Northeast Florida single-family home permits dropped for the fourth consecutive month in July, falling below 1,000 for the first time since May 2020.
In July, 940 permits were issued in Clay, Duval, Nassau and St. Johns counties, according to the Northeast Florida Builders Association.
The last drop below 1,000 was to 791 in May 2020.
Interest rates and inflation are the primary factors, said Jessie Spradley, NEFBA executive officer. Shortages of construction material and labor also continue to play a role.
“I can’t call myself surprised. The numbers in St. Johns County were 321. The last time that they had that few permits was in February of 2020,” Spradley said. There were 306 permits pulled in St. Johns that month.
This year started strong, with 1,457 permits issued in January.
So far this year, 8,762 permits have been issued, 999 fewer than 9,761 in the first seven months of 2021.
For all of 2021, there were 16,138 permits issued, up from 12,555 during 2020, when the coronavirus pandemic began.
Most in the construction field look to 2019 as the last “normal year” when 10,345 permits were issued for the year.
That year was considered normal because it was the last one before the 2020 pandemic and the resulting stronger housing demand, higher prices, supply chain issues and materials and labor shortages that continue today.
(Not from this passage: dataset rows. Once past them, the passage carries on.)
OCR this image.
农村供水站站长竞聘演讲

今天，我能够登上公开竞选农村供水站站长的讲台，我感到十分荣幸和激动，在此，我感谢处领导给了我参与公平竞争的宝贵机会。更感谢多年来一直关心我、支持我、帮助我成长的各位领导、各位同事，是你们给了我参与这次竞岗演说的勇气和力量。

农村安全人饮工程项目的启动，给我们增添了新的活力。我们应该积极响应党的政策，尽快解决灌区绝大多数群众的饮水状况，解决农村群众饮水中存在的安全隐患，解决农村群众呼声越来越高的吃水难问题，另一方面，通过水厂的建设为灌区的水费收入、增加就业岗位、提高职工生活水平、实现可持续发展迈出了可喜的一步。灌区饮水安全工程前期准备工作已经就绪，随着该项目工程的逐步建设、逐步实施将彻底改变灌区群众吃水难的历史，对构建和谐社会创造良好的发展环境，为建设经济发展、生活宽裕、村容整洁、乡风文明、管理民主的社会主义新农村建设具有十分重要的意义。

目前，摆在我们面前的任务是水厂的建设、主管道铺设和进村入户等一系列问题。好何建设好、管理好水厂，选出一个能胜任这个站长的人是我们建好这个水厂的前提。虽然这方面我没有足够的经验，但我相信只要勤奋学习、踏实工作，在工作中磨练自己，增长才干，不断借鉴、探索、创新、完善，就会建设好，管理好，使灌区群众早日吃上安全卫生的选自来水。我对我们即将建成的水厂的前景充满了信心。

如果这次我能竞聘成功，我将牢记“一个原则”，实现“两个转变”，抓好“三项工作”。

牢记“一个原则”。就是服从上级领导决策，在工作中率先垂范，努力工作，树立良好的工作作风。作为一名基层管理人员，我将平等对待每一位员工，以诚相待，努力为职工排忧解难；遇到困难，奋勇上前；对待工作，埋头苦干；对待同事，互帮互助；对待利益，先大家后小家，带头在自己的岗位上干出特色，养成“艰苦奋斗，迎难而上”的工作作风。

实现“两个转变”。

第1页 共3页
“It has not been a normal cycle,” Spradley said.
Spradley said permits still are 29% higher than this time in 2019.
He said 940 permits is “still a strong month” historically.
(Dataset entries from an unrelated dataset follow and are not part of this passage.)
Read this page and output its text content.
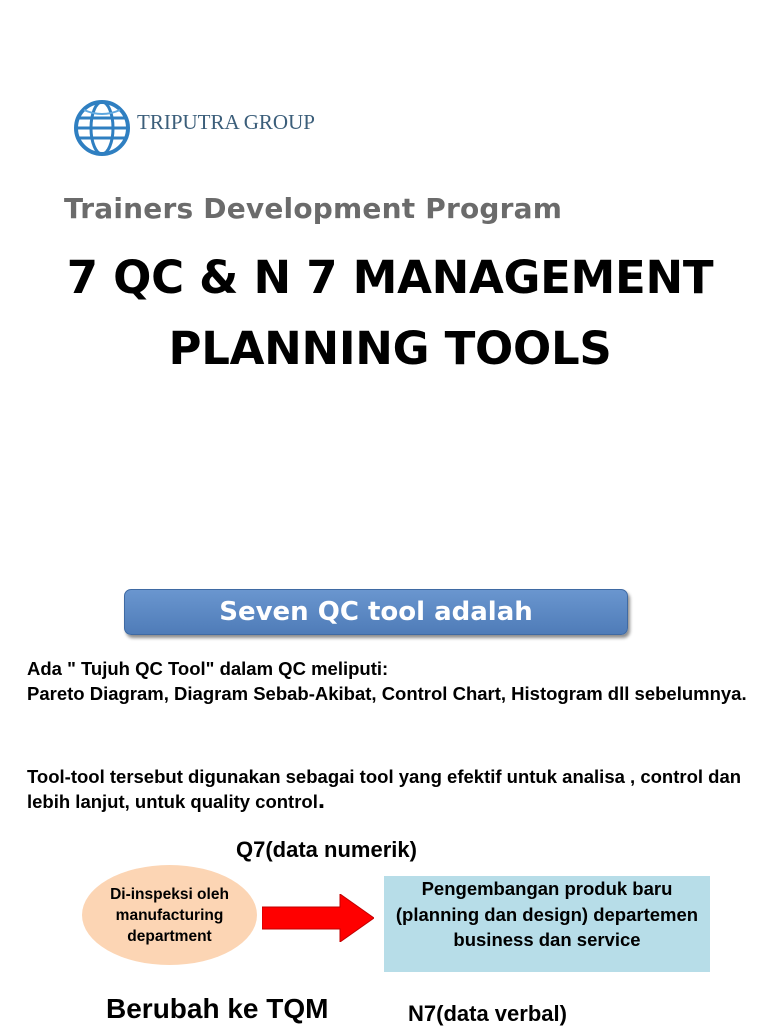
TRIPUTRA GROUP
Trainers Development Program
7 QC & N 7 MANAGEMENT
PLANNING TOOLS
Seven QC tool adalah
Ada " Tujuh QC Tool" dalam QC meliputi:
Pareto Diagram, Diagram Sebab-Akibat, Control Chart, Histogram dll sebelumnya.
Tool-tool tersebut digunakan sebagai tool yang efektif untuk analisa , control dan lebih lanjut, untuk quality control.
Q7(data numerik)
Di-inspeksi oleh manufacturing department
Pengembangan produk baru (planning dan design) departemen business dan service
Berubah ke TQM	N7(data verbal)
In 2019, only July and August crossed the 1,000 permit mark.
Rising mortgage rates and inflation are a direct hit on the housing market. With every $1,000 sales price increase, about 800 prospective buyers are priced out of the market, Spradley said.
In January, 30-year fixed-rate mortgages averaged 3.45%. In July, that rose to 5.41%, according to Freddie Mac.
The permit slowdown is coming at a time when affordable housing remains an issue.
The Northeast Florida Association of Realtors says the median sales price in the four-county area was $401,500 in June. The Home Affordability Index, which measures the ability of buyers being able to qualify for a home loan and afford to buy, fell to 68. Analysts want to see that rating at 100 or above.
“There is still a need for affordable workforce housing. Those in need six months ago are still in need,” Spradley said.
“We are hearing from employers in St. Johns County that their employees cannot find housing near where they work.”